请记住:通常可以改进工作代码。这是static void *calculate(void *arg) { struct Data *data = arg; while (scholarship > 0) { sleep(data->doze); pthread_mutex_lock(&mutex); float result = ceil(scholarship * FRACTION); total += result; scholarship -= result; if (result >= 1) printf("%s = %.2f\n", data->name, result); pthread_mutex_unlock(&mutex); } printf("Thread %s exited\n", data->name); return 0; } 函数的另一个修订版,它可以更清晰地处理终止条件。

main()

它仍然使用混合模式算法(浮点和整数)。进一步的改进包括修改calculate()函数以使用数组而不是线程ID和控制结构的单独变量。然后你可以很容易地拥有2-26个线程。您也可以使用亚秒级睡眠。您可能有不同的线程与赠款的剩余部分不同 - 而不是固定的部分,您可以在不同的线程中使用不同的分数。

全唱,全舞蹈版

以前的版本都有一个问题(正如user3629249中的comment所指出的那样 - 尽管我已经有了一个初步版本的代码并且有必要的修复;它只是'还有SO)。 scholarship函数中的代码访问共享变量pthread_*()而不保留互斥锁。这不应该真的做到。这是一个处理它的版本。
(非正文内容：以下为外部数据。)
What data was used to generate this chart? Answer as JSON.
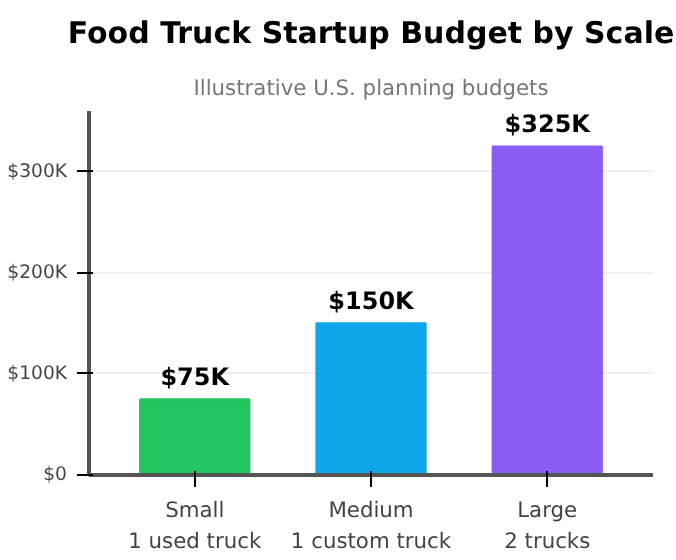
{
  "chart_data": {
    "type": "bar",
    "title": "Food Truck Startup Budget by Scale",
    "subtitle": "Illustrative U.S. planning budgets",
    "categories": [
      "Small\n1 used truck",
      "Medium\n1 custom truck",
      "Large\n2 trucks"
    ],
    "values": [
      75000,
      150000,
      325000
    ],
    "colors": [
      "#22c55e",
      "#0ea5e9",
      "#8b5cf6"
    ],
    "value_labels": [
      "$75K",
      "$150K",
      "$325K"
    ],
    "ylim": [
      0,
      360000
    ],
    "yticks": [
      {
        "value": 0,
        "label": "$0"
      },
      {
        "value": 100000,
        "label": "$100K"
      },
      {
        "value": 200000,
        "label": "$200K"
      },
      {
        "value": 300000,
        "label": "$300K"
      }
    ],
    "grid": "y"
  }
}
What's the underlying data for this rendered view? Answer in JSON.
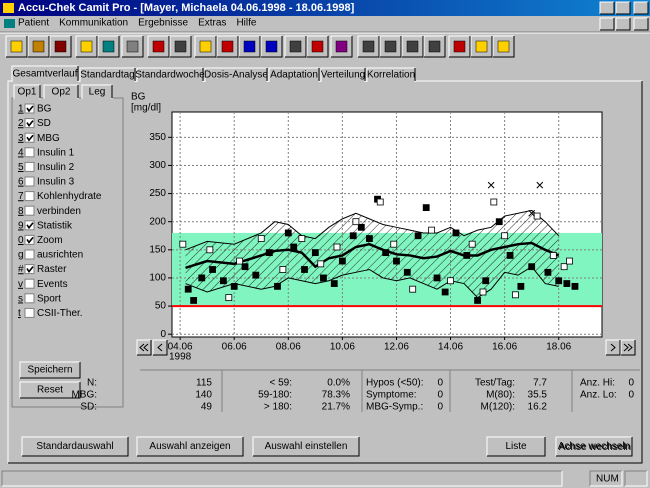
{
  "window": {
    "title": "Accu-Chek Camit Pro - [Mayer, Michaela 04.06.1998 - 18.06.1998]"
  },
  "menu": [
    "Patient",
    "Kommunikation",
    "Ergebnisse",
    "Extras",
    "Hilfe"
  ],
  "tabs": [
    "Gesamtverlauf",
    "Standardtag",
    "Standardwoche",
    "Dosis-Analyse",
    "Adaptation",
    "Verteilung",
    "Korrelation"
  ],
  "subtabs": [
    "Op1",
    "Op2",
    "Leg"
  ],
  "options": [
    {
      "key": "1",
      "label": "BG",
      "checked": true
    },
    {
      "key": "2",
      "label": "SD",
      "checked": true
    },
    {
      "key": "3",
      "label": "MBG",
      "checked": true
    },
    {
      "key": "4",
      "label": "Insulin 1",
      "checked": false
    },
    {
      "key": "5",
      "label": "Insulin 2",
      "checked": false
    },
    {
      "key": "6",
      "label": "Insulin 3",
      "checked": false
    },
    {
      "key": "7",
      "label": "Kohlenhydrate",
      "checked": false
    },
    {
      "key": "8",
      "label": "verbinden",
      "checked": false
    },
    {
      "key": "9",
      "label": "Statistik",
      "checked": true
    },
    {
      "key": "0",
      "label": "Zoom",
      "checked": true
    },
    {
      "key": "g",
      "label": "ausrichten",
      "checked": false
    },
    {
      "key": "#",
      "label": "Raster",
      "checked": true
    },
    {
      "key": "v",
      "label": "Events",
      "checked": false
    },
    {
      "key": "s",
      "label": "Sport",
      "checked": false
    },
    {
      "key": "t",
      "label": "CSII-Ther.",
      "checked": false
    }
  ],
  "buttons": {
    "save": "Speichern",
    "reset": "Reset",
    "standard": "Standardauswahl",
    "show": "Auswahl anzeigen",
    "set": "Auswahl einstellen",
    "list": "Liste",
    "axis": "Achse wechseln"
  },
  "stats": [
    [
      [
        "N:",
        115
      ],
      [
        "MBG:",
        140
      ],
      [
        "SD:",
        49
      ]
    ],
    [
      [
        "< 59:",
        "0.0%"
      ],
      [
        "59-180:",
        "78.3%"
      ],
      [
        "> 180:",
        "21.7%"
      ]
    ],
    [
      [
        "Hypos (<50):",
        0
      ],
      [
        "Symptome:",
        0
      ],
      [
        "MBG-Symp.:",
        0
      ]
    ],
    [
      [
        "Test/Tag:",
        7.7
      ],
      [
        "M(80):",
        35.5
      ],
      [
        "M(120):",
        16.2
      ]
    ],
    [
      [
        "Anz. Hi:",
        0
      ],
      [
        "Anz. Lo:",
        0
      ]
    ]
  ],
  "status": "NUM",
  "chart_data": {
    "type": "line",
    "y_label": "BG",
    "y_unit": "[mg/dl]",
    "ylim": [
      -5,
      395
    ],
    "yticks": [
      0,
      50,
      100,
      150,
      200,
      250,
      300,
      350
    ],
    "xlim": [
      3.7,
      19.6
    ],
    "xticks": [
      {
        "value": 4,
        "label": "04.06"
      },
      {
        "value": 6,
        "label": "06.06"
      },
      {
        "value": 8,
        "label": "08.06"
      },
      {
        "value": 10,
        "label": "10.06"
      },
      {
        "value": 12,
        "label": "12.06"
      },
      {
        "value": 14,
        "label": "14.06"
      },
      {
        "value": 16,
        "label": "16.06"
      },
      {
        "value": 18,
        "label": "18.06"
      }
    ],
    "x_year": "1998",
    "grid": true,
    "target_range": [
      50,
      180
    ],
    "target_color": "#80f5c0",
    "hypo_line": 50,
    "hypo_color": "#ff0000",
    "x": [
      4.2,
      5,
      6,
      7,
      7.5,
      8,
      8.5,
      9,
      9.5,
      10,
      10.5,
      11,
      11.5,
      12,
      12.5,
      13,
      13.5,
      14,
      14.5,
      15,
      15.5,
      16,
      16.5,
      17,
      17.5,
      18
    ],
    "median": {
      "color": "#000000",
      "values": [
        118,
        130,
        125,
        140,
        148,
        150,
        145,
        120,
        135,
        140,
        155,
        160,
        150,
        142,
        140,
        135,
        138,
        148,
        140,
        140,
        150,
        155,
        160,
        162,
        150,
        140
      ]
    },
    "upper": {
      "color": "#000000",
      "values": [
        150,
        165,
        160,
        180,
        200,
        195,
        175,
        170,
        190,
        205,
        215,
        205,
        195,
        190,
        185,
        180,
        180,
        190,
        175,
        185,
        190,
        210,
        215,
        220,
        200,
        175
      ]
    },
    "lower": {
      "color": "#000000",
      "values": [
        90,
        75,
        90,
        80,
        85,
        100,
        95,
        90,
        95,
        105,
        110,
        115,
        100,
        95,
        100,
        90,
        80,
        95,
        90,
        65,
        80,
        110,
        105,
        120,
        90,
        85
      ]
    },
    "points": [
      {
        "marker": "filled",
        "color": "#000000",
        "x": [
          4.3,
          4.5,
          4.8,
          5.2,
          5.6,
          6,
          6.4,
          6.8,
          7.3,
          7.6,
          8,
          8.2,
          8.6,
          9,
          9.3,
          9.7,
          10,
          10.4,
          10.7,
          11,
          11.3,
          11.6,
          12,
          12.4,
          12.8,
          13.1,
          13.5,
          13.8,
          14.2,
          14.6,
          15,
          15.3,
          15.8,
          16.2,
          16.6,
          17,
          17.6,
          18,
          18.3,
          18.6
        ],
        "values": [
          80,
          60,
          100,
          115,
          95,
          85,
          120,
          105,
          145,
          85,
          180,
          155,
          115,
          145,
          100,
          90,
          130,
          175,
          190,
          170,
          240,
          145,
          130,
          110,
          175,
          225,
          100,
          75,
          180,
          140,
          60,
          95,
          200,
          140,
          85,
          120,
          110,
          95,
          90,
          85
        ]
      },
      {
        "marker": "open",
        "color": "#000000",
        "x": [
          4.1,
          5.1,
          5.8,
          6.2,
          7,
          7.8,
          8.5,
          9.2,
          9.8,
          10.5,
          11.4,
          11.9,
          12.6,
          13.3,
          14,
          14.8,
          15.2,
          15.6,
          16,
          16.4,
          17.2,
          17.8,
          18.2,
          18.4
        ],
        "values": [
          160,
          150,
          65,
          130,
          170,
          115,
          170,
          125,
          155,
          200,
          235,
          160,
          80,
          185,
          95,
          160,
          75,
          235,
          175,
          70,
          210,
          140,
          120,
          130
        ]
      },
      {
        "marker": "cross",
        "color": "#000000",
        "x": [
          15.5,
          17,
          17.3
        ],
        "values": [
          265,
          215,
          265
        ]
      }
    ]
  }
}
它还会错误地检查对stderr.h函数的调用,报告错误并在出现问题时退出。这是戏剧性但足以用于测试代码。可以在https://github.com/jleffler/soq/tree/master/src/libsoq中找到stderr.c标头和支持源代码printf()。错误处理在某种程度上掩盖了代码的操作,但它与之前显示的非常相似。主要的变化是互斥锁在进入循环之前被锁定,在退出循环之后解锁,在睡眠之前解锁并在醒来后重新锁定。

此代码还使用随机分数而不是一个固定分数,以及随机亚秒级睡眠时间,它有五个线程而不是三个线程。它使用控制结构数组,根据需要对其进行初始化。打印种子(当前时间)是一个非常好的;它将允许您重现在程序升级到处理命令行参数时使用的随机序列。 (线程调度问题仍然存在不确定性。)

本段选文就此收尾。